Pot shots leave two dead
The official report on the shooting is not yet available, but initial reports from the field indicate that the three officers involved in the shooting were likely acting in self-defense, Butte County District Attorney Mike Ramsey said Monday.
Ramsey said the deputies, part of a massive inter-agency raid involving as many as 50 officers, encountered three men who had been camping near a marijuana field located on partially cleared land belonging to Sierra Pacific Industries. The area had been under surveillance for a few weeks before the raid.
The shooting occurred around 7:15 a.m. on Sept. 19, as members of the sheriff’s Special Incident Response Team surprised the three suspects at their camp. Seeing that the men were armed, deputies tackled one suspect who was said to be toting an AK-47 rifle. That suspect was unable to draw the weapon because it was slung over his shoulder underneath a sleeping bag and some clothes, Ramsey said.
When two other suspects, one armed with an AK-47 and the other with a .38-caliber revolver, were ordered—in English and Spanish—to drop their weapons, the man with the rifle assumed a threatening posture, leveling the rifle at the officers. The officers, who at that point were “barrel to barrel” with the suspects, in Ramsey’s words, opened fire with at least one semi-automatic machine pistol, killing both suspects.
Police took the surviving suspect, Valentine Guizar Mora, 24, into custody and hauled out some 11,000 nearly mature marijuana plants. The crop was so large it had to be baled into cargo netting and lifted out by helicopter.
The violence here in Butte County follows a similar incident in Shasta County, where police shot two men at an even larger growing operation near Shingletown. The pot raids are part of the 20-year-old Campaign Against Marijuana Planting (CAMP) project run by the state attorney general and involving officers from a slew of local, state and federal agencies.
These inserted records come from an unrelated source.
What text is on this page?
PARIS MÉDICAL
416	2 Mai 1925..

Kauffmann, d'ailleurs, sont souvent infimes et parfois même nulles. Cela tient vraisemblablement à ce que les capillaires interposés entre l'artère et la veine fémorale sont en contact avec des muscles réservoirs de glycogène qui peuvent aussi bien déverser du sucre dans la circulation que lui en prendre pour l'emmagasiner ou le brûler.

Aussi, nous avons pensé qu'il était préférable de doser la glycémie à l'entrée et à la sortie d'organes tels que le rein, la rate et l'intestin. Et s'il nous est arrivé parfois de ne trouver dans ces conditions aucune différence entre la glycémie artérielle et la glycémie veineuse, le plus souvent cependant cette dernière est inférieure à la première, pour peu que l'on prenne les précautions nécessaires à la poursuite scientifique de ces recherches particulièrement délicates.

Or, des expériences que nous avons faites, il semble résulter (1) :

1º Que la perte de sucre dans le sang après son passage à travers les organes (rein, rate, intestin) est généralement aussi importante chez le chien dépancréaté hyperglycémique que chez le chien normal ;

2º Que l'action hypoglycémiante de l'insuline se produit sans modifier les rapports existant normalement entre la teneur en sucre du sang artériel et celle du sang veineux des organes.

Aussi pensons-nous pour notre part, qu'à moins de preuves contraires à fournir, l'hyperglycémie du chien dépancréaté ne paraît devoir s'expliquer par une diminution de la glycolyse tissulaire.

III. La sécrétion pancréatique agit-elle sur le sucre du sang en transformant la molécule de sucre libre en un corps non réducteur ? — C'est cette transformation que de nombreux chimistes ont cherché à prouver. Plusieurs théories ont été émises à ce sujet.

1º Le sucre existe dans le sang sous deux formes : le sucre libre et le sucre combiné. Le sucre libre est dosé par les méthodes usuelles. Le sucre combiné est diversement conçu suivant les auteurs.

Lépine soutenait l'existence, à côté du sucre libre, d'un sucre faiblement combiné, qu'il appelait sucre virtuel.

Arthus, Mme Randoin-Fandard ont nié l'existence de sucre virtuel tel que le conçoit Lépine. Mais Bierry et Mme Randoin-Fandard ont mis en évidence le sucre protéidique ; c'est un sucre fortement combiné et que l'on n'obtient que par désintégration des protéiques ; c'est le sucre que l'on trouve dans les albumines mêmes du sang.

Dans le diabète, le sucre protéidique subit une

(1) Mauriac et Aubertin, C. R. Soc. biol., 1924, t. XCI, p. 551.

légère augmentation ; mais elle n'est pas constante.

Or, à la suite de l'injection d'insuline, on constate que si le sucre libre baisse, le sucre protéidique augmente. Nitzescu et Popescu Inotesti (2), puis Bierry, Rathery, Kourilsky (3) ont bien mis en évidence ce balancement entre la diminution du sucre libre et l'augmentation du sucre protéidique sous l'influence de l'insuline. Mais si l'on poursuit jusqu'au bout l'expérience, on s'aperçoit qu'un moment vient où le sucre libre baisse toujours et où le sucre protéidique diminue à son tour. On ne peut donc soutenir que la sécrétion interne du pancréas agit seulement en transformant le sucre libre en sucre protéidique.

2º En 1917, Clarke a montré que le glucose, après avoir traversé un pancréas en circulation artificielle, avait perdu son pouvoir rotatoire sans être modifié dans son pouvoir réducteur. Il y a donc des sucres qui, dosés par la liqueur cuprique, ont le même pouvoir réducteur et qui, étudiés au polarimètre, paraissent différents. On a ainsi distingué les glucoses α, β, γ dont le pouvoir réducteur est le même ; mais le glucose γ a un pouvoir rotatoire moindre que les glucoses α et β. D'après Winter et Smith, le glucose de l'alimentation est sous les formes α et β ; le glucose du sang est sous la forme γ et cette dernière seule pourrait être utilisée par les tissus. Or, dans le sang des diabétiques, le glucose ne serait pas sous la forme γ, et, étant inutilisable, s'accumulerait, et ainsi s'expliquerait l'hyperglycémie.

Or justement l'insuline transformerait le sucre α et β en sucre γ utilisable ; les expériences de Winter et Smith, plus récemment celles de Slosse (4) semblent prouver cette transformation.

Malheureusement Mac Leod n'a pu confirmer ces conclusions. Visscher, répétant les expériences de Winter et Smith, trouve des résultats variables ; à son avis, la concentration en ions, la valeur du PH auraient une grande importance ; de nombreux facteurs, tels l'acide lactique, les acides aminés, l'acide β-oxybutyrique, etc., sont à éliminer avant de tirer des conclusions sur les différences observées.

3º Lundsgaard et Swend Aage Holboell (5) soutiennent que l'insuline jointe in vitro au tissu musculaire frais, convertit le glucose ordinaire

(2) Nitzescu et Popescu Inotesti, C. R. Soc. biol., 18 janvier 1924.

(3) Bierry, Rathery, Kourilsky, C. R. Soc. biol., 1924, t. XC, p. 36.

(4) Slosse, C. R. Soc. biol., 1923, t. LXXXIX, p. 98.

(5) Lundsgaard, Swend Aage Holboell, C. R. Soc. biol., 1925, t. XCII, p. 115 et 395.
When CAMP began in 1983, it targeted mostly smaller, mom-and-pop-style grows in the so-called “emerald triangle” coastal region of Northern California.
In recent years however, it has become common for members of Mexican drug cartels to plant large crops in remote areas, leaving a few sentries—often heavily armed—to tend the garden and guard against intruders. Two years ago, a Hmong man out hunting squirrels in a forested part of Butte County was killed near a marijuana field. Police later found evidence linking the crime to a cartel they believe had been active in the area.
CAMP estimates that 74 percent of large, outdoor growing operations are run by Mexican nationals. Anti-drug-war activists have repeatedly claimed that programs such as CAMP are themselves to blame for the involvement of foreign cartels, as they have driven smaller, native growers out of business, making it less risky and more profitable for foreign growers.